While StudioPress deserves the credit for inventing and evolving a robust and user-friendly product, the Genesis community has catapulted that product into the leadership position it has enjoyed for years.

    While the WPEngine is trying to assure everyone that all is well. The official announcement has many words about the company's commitment and thank yous to the community. But little in the way of the practical aspects we want to know.

    Developers are looking to Brian Gardner#, literally the architect of the Genesis Framework. Brian is going to WPEngine with the theme. They know and trust him. He wouldn't be doing this if it weren't good for the Genesis community. A good guy in tech, according to many.

    Many developers also host with WPEngine. They're great, they say. Only issue for working with small businesses and budgets is they are super expensive for multisite plans. “But you get great performance and even better support for the bucks.”

    On the more speculative side of things — the community is thriving, Genesis will remain an independent project. In fact, they promise to support and improve it in their announcement. If you use Genesis, you'll likely see many improvements in the theme and lots more theme offerings. 

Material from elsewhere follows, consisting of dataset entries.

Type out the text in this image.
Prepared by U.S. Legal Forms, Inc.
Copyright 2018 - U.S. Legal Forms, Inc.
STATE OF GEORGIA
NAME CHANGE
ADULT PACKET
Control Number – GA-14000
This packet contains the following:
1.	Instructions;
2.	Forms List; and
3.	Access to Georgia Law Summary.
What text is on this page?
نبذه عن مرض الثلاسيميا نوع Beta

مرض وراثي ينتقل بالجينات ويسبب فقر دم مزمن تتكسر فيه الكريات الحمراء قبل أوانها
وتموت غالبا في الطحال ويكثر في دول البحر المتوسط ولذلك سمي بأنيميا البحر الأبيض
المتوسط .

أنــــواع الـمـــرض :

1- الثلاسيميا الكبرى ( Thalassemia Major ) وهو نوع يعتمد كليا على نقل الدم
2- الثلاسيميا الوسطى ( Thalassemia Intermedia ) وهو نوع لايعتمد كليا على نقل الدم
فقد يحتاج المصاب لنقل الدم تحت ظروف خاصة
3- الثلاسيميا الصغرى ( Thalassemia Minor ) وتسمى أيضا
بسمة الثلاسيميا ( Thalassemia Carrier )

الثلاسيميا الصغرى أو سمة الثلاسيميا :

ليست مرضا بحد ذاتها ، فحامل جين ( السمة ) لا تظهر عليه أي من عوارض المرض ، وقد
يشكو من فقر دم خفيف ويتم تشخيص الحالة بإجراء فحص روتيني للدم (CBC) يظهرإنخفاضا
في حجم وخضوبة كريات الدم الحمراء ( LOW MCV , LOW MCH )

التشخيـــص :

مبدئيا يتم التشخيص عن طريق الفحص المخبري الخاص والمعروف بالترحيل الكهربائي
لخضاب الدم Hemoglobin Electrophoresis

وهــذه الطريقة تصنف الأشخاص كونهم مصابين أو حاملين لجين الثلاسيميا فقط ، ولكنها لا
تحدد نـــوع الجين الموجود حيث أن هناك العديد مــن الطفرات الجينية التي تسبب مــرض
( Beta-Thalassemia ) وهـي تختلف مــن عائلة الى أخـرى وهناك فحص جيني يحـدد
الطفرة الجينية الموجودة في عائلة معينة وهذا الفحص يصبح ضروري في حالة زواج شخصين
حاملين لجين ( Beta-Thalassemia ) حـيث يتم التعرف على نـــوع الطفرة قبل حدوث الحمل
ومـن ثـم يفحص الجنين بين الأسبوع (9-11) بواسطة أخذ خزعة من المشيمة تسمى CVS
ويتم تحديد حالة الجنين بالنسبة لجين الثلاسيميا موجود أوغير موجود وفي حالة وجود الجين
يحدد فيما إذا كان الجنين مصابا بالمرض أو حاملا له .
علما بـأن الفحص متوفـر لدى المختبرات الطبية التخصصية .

    “I expect this will mean Genesis becomes a cutting-edge Gutenberg developer,” says Chris. Matt Mullenweg, co-founder of WordPress and CEO of Automattic, wrote enthusiastically about it#. He announced the product roadmap at WordCamp Europe. I've been using it on a secret site, super helpful.
    Who knows, down the line, WordPress' parent company Automattic could be interested in WPEngine.
    Automattic own the hosted platform, and have been looking for a way to better integrate with self-hosted sites. Their recent acquisition of Atavist#, a company working on a content management system for independent bloggers and writers, which also lets you create a paywall and build a subscription base didn't get much notice.
    But the potential that Automattic create “a seamless portal to manage subscriptions to multiple publications. And this could lead to less advertising and better content.” Means that WordPress could become very Medium-like in the future. It will be a nice creation platform with built-in eCommerce, paywalls, forums, and premium themes.
    It would make sense for them to buy a major WordPress host. At that point, Genesis will become the WordPress theme house brand, with Gutenberg as WP core. With many of these platforms, you start building the product with the community, but you need more resources to grow it.
    Google has resources galore, but now needs to consolidate its own pieces onto a platform, make it easier to buy and use their product for marketers. Rebranding makes product signaling sense.
    Technology is inescapable —  it affects our lives as customers, investors, employees, and it benefits our work more when we take the time to understand it (or at least the implications of what's happening.) I look at it as a user, but also as a business consultant.